In einem zweiten Versuch wurden gut 800 Studenten im Alter von 18 bis 25 Jahren die fünf am besten und am schlechtesten bewerteten Videos aus der ersten Analyse gezeigt. Darunter waren junge Männer und Frauen – teilweise ohne und teilweise mit offizieller oder selbstgestellter ADHS-Diagnose. Im Allgemeinen wurden die besseren Videos auch als besser bewertet. Auffällig war, dass die ADHS-Prävalenz in der Bevölkerung auf etwa 33 Prozent extrem überschätzt wurde. Dies war insbesondere bei Personen mit selbst diagnostizierter ADHS der Fall. Die Videos bestärkten sie zudem in ihrem Glauben, selbst an ADHS zu leiden.

Kathrin Karsay von der Universität Wien, die nicht an der Studie beteiligt war, erklärte, dass soziale Medien eine wichtige Informationsquelle für Gesundheitsthemen seien. Die Algorithmen auf diesen Plattformen bevorzugen jedoch hauptsächlich Beiträge, die besonders unterhaltsam oder emotional sind und daher viele Interaktionen hervorrufen.
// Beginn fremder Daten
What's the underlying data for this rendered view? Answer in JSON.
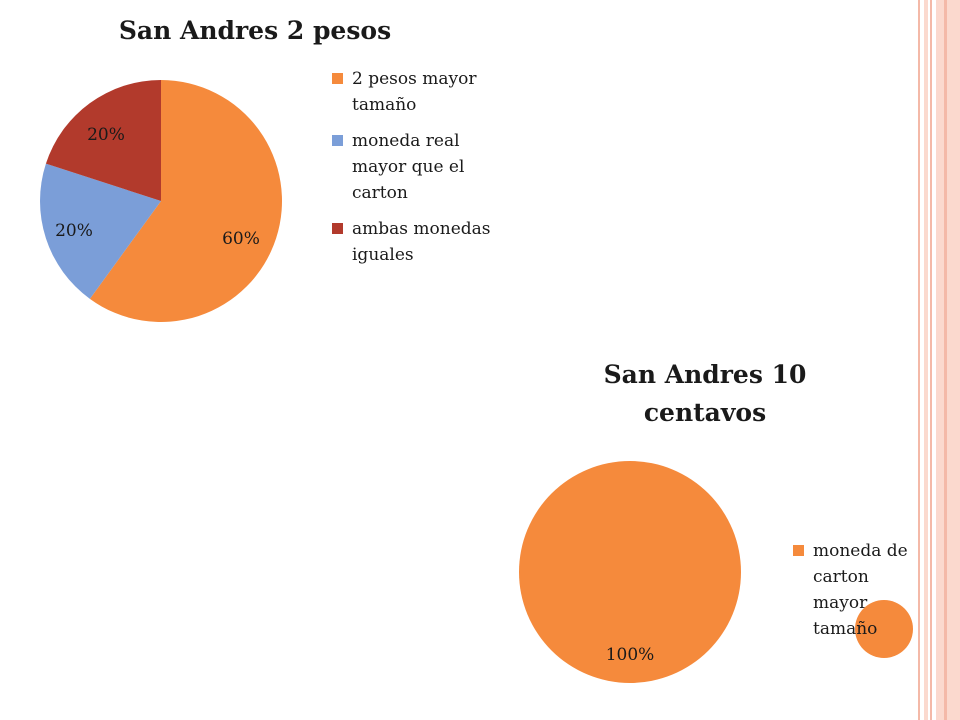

Es ist nicht überraschend, dass Symptome falsch oder übertrieben dargestellt werden, ähnliche Ergebnisse wurden auch bei anderen Krankheiten wie dem Tourette-Syndrom oder Prostatakrebs festgestellt.

Verniedlichende Darstellung

«Auf Tiktok werden ADHS-Betroffene oft als quirlig, liebenswert und fast schon unterhaltsam dargestellt – eine „süße Störung“, die in kurzen, humorvollen Clips inszeniert wird», so Karsay. Viele Inhalte zeigten Alltagssituationen und setzten auf unterhaltsame Narrative. «Dadurch entsteht ein positives, manchmal auch verharmlosendes, romantisierendes Bild der Erkrankung.»

Paula Stehr, Kommunikationswissenschaftlerin an der Universität Augsburg, stellte fest, dass junge Erwachsene die Inhalte kritisch reflektieren und Videos, die von Experten als schlecht bewertet werden, ebenfalls negativ beurteilen. Besorgniserregend sei jedoch, dass falsche Symptome häufig genannt werden und es nur wenige Hinweise zum Umgang mit ADHS gibt.

Mehr Fachleute bei Tiktok wären wünschenswert

«Um den hohen Informationsbedarf von Betroffenen zu decken, müssen fundierte Inhalte leicht zugänglich sein», so Stehr. Auf Plattformen wie Tiktok seien mehr Beiträge von Fachleuten wünschenswert. «So können die Informationen dort verfügbar gemacht werden, wo sich die jungen Erwachsenen in ihrem Mediennutzungsalltag aufhalten.» Momentan seien für Informationen vor allem geprüfte Plattformen wie «gesundheitsinformation.de» zu empfehlen.